In his Budget Speech, the Finance Minister said health financing is complex because the demands unavoidably exceed available funds.
“This is the case even in advanced rich countries. Retirement and social security reform is complex because existing arrangements create long-term obligations, and the needs of today all too easily crowd out provision for tomorrow,” he said.
With rising medical costs, the Minister said challenges relating to funding of health must be confronted.
In December last year, Health Minister Aaron Motsoaledi published the White Paper on the National Health Insurance.
At the time, Minister Motsoaledi emphasised that public health service delivery improvements must be prioritised, and reform of the private health and medical scheme environment was needed.
Minister Gordhan said: “In order to take the White Paper’s proposals forward, Treasury will shortly release further details on financing aspects.”
Treasury said that the health facility revitalisation grant – which has been underspending in recent years – has been reduced by R365 million over the medium term to support reprioritisation.

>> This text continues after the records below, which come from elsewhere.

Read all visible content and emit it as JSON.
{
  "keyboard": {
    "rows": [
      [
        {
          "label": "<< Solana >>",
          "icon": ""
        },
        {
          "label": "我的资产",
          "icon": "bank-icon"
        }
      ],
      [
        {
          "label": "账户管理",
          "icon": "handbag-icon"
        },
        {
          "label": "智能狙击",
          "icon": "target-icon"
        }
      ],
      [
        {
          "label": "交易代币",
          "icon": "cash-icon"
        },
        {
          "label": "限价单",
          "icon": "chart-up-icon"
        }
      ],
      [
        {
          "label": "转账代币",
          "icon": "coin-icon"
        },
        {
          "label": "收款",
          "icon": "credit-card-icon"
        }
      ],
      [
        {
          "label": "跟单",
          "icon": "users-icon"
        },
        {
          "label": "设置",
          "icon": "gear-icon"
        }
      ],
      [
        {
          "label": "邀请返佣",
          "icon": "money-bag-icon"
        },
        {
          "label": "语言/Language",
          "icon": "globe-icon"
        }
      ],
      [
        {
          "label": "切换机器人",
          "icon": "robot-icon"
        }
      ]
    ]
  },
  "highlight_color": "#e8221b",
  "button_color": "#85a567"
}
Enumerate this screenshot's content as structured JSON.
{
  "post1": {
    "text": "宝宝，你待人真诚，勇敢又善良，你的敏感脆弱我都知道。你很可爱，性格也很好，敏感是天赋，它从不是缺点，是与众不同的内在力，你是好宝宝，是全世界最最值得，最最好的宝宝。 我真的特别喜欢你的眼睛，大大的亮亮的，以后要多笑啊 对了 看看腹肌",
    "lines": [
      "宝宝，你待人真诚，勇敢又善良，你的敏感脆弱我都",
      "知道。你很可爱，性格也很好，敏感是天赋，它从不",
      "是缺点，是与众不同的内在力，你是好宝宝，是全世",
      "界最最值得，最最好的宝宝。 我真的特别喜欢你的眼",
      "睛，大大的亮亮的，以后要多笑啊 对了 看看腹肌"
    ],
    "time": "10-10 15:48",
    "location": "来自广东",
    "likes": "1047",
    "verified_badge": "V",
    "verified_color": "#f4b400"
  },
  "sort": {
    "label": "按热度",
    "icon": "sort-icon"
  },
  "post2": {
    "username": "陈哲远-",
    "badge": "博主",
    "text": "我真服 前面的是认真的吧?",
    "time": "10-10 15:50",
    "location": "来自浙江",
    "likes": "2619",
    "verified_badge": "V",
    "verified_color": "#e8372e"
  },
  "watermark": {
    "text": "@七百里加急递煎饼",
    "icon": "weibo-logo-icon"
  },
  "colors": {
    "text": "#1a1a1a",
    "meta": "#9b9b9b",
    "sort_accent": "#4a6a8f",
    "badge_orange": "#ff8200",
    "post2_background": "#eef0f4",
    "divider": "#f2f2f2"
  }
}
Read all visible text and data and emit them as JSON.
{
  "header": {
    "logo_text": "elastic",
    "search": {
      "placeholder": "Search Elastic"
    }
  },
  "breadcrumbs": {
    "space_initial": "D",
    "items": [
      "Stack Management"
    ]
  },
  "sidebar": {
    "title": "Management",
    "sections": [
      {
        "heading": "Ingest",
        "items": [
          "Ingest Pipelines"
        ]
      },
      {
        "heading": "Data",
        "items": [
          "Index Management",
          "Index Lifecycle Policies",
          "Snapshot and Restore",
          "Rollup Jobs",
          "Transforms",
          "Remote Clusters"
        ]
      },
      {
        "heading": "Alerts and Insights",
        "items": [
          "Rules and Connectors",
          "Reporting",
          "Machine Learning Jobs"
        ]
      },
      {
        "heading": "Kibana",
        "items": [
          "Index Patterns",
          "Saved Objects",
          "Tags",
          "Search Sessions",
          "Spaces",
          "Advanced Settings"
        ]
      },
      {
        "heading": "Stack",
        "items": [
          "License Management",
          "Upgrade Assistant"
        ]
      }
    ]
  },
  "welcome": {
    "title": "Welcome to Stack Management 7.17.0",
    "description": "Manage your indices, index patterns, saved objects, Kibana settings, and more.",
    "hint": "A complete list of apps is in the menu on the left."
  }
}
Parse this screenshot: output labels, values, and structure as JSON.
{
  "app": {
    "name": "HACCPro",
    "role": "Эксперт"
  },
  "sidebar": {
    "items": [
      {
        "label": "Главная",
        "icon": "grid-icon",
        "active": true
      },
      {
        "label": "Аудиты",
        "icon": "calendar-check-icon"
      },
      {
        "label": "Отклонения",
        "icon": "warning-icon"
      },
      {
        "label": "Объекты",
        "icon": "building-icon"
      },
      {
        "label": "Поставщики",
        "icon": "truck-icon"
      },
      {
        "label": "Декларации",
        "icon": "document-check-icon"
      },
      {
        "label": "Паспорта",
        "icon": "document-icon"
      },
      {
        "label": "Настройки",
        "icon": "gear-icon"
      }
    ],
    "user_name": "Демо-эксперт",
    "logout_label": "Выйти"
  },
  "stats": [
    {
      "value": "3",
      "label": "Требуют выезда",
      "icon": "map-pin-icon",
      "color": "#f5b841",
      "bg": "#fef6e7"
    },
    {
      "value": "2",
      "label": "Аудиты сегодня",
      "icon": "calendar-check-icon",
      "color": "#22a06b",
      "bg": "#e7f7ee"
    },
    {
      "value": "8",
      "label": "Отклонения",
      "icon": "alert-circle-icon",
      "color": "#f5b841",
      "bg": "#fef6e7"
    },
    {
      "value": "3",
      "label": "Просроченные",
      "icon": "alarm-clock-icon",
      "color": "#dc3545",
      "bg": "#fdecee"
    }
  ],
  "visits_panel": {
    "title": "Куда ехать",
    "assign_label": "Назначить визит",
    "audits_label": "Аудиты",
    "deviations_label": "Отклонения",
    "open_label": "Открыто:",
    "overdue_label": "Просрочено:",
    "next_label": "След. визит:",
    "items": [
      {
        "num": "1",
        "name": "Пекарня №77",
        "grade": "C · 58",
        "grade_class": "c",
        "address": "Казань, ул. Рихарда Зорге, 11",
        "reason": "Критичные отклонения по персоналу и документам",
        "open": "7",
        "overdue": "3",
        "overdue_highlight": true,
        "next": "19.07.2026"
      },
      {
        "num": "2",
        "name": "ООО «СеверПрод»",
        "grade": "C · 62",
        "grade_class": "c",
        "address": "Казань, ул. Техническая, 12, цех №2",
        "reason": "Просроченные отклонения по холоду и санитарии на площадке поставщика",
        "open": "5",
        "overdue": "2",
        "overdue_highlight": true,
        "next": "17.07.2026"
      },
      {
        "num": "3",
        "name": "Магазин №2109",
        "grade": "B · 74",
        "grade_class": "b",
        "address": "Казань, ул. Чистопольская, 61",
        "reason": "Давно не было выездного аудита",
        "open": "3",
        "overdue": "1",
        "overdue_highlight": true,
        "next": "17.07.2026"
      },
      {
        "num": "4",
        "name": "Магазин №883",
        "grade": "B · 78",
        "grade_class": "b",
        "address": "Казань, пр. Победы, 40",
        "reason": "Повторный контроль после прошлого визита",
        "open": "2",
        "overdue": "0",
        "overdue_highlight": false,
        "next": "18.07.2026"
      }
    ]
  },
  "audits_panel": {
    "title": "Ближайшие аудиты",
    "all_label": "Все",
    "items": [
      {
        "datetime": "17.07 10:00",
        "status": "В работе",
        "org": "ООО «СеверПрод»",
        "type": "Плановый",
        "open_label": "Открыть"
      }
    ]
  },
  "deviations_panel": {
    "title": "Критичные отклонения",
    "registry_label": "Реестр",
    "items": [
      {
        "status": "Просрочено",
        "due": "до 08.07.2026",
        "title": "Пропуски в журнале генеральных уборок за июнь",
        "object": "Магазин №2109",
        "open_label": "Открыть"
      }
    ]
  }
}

Treasury also said that the reduction, which represents 2.1% of the grant, is not expected to adversely affect service delivery.
Meanwhile, Treasury has announced that government will spend R15.9 billion on HIV/ Aids treatment and prevention campaigns.
The National Development Plan envisions a South Africa where life expectancy is at least 70 years, under 20s are largely HIV-free and the burden of disease is reduced.
Treasury said the health budget will be R168.4 billion in 2016/17. R31.9 billion will be for primary healthcare services and R88.2 billion for hospitals.
Over the next three years, the department will spend:
– R984 million to expand coverage of HIV/Aids treatment and prevention initiatives, including supply of antiretrovirals. The goal is to ensure that by 2020, 90% of all people living with HIV know their status, are receiving treatment and have undetectable viral loads;
– R740 million for the treatment of tuberculosis, including enhanced screening and earlier detection and diagnosis; and
– R300 million to develop a national electronic medicine stock management system.